Your aging parent doesn’t need a closet full of clothes. Or a five-pound box of candy. More than anything, he or she needs three things:
1. To BE LOVED.
2. To BELONG.
3. To BE BRAVE.
Abby Durr, owner of Silver Age Housing and Care Referrals, expressed those thoughts not long ago. They guide our company as we work with families in finding housing and care for their loved ones. These principles can also apply to your relationship with your aging parent.
1. YOUR PARENT NEEDS TO BE LOVED: Love is expressed in many forms: sharing family photos and memories, paying and receiving compliments, and reminding our elders of their value as people created by God. When they need care, in their home or in assisted living or an adult family home, pay attention to the caregivers. Do they show love by making eye contact with the elders? Are hugs, touches on the hand or shoulder or high fives a part of their day, assuming the resident wants that? Do they know the residents’ favorite foods and those they can’t stand? Asking questions and closely observing the caregivers’ behavior will help you determine whether they love what they do, and the elders they serve. Love counts!
2. YOUR PARENT NEEDS TO BELONG. Being part of something bigger is an idea your aging parent understands. He or she has survived The Great Depression, World War II and more. Camaraderie and sacrifice are more than words; they’re etched into the character of this generation. Today your aging parent still wants to fit in.
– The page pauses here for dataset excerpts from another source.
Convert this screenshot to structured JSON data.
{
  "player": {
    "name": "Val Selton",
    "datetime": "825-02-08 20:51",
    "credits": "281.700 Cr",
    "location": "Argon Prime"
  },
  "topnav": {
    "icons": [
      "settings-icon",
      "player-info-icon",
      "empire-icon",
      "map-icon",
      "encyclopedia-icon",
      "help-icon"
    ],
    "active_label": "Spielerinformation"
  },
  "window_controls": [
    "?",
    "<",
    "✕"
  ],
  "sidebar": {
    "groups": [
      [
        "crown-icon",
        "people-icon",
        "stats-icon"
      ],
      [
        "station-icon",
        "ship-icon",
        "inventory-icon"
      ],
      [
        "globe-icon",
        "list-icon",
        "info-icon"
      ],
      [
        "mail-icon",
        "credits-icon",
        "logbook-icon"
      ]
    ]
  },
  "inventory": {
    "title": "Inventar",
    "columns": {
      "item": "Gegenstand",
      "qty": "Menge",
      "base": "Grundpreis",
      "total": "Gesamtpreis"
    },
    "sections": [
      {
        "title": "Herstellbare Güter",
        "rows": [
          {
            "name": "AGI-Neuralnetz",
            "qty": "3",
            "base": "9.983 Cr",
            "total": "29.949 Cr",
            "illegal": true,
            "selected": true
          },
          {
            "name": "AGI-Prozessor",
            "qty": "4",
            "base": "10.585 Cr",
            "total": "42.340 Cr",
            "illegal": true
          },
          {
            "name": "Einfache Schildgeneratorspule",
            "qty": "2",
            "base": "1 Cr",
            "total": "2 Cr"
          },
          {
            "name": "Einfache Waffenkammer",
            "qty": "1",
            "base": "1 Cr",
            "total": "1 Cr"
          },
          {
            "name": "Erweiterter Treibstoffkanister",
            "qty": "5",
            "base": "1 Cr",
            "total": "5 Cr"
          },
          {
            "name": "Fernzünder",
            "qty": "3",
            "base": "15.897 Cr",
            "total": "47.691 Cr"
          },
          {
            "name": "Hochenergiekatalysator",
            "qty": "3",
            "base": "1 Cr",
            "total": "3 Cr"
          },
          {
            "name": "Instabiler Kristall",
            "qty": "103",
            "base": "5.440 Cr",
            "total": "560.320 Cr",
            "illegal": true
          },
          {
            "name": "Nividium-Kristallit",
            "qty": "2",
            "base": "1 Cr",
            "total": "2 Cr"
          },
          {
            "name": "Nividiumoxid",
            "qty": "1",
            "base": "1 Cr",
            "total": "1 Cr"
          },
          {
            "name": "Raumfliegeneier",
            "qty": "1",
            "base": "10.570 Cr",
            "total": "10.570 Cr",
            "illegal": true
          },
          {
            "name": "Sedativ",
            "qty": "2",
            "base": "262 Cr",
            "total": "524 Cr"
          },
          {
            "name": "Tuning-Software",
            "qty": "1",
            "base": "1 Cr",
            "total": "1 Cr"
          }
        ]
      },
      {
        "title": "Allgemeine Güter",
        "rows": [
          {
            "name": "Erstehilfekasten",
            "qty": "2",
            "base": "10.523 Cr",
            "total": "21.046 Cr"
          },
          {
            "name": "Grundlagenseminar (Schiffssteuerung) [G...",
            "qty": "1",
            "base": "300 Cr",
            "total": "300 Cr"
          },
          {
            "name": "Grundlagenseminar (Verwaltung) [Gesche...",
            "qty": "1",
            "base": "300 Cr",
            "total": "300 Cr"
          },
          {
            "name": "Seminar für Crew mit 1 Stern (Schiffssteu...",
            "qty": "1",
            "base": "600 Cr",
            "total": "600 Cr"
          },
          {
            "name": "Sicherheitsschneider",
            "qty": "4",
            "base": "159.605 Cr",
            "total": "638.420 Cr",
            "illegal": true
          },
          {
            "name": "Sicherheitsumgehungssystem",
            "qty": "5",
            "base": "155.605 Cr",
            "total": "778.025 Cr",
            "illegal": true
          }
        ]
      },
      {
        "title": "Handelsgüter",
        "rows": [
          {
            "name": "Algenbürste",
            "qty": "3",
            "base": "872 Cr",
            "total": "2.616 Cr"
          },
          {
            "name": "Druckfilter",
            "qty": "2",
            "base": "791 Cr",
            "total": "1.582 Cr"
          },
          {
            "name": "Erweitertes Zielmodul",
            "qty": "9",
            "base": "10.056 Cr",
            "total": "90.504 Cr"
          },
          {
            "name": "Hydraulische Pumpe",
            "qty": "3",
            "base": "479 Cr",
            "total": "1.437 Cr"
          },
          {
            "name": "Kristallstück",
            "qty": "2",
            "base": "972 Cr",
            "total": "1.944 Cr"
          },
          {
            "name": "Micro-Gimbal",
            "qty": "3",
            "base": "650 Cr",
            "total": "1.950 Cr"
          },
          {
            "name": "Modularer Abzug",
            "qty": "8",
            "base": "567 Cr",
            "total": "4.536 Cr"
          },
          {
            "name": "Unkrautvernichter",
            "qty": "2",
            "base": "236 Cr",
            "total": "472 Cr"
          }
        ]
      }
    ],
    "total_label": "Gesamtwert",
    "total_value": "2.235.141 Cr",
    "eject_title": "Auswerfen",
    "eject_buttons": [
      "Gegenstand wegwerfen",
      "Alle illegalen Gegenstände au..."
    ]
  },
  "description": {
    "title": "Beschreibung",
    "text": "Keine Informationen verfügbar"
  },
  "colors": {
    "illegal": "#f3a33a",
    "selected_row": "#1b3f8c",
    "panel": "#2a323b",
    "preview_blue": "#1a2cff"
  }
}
In your family gatherings, that means taking time for conversation and encouraging contact with children and grandchildren. In an adult family home or assisted living, activities like sing-alongs and picnics can build community. When people talk to each other, meals can feed both body and soul.
3. YOUR PARENT NEEDS TO BE BRAVE. Everyone wants to be able to do good for others. Yet when elders are frail and need lots of help, it’s easy for them to say, “What can I do for anyone? I need someone to do the simplest things for me.” Abby’s grandmother said those very words. She suffers from Parkinson’s and is growing increasingly dependent on others. Abby wisely said, “Grandma, you have something we don’t have: time. You can bless others by using your time to pray for your children, your grandchildren and your great-grandchildren.” Despite frailty, elders can help in their own way. In group living settings, I’ve seen residents fold towels and help caregivers measure ingredients for making cookies. Others make homemade birthday cards for other residents. When they give, they receive a bigger gift: joy.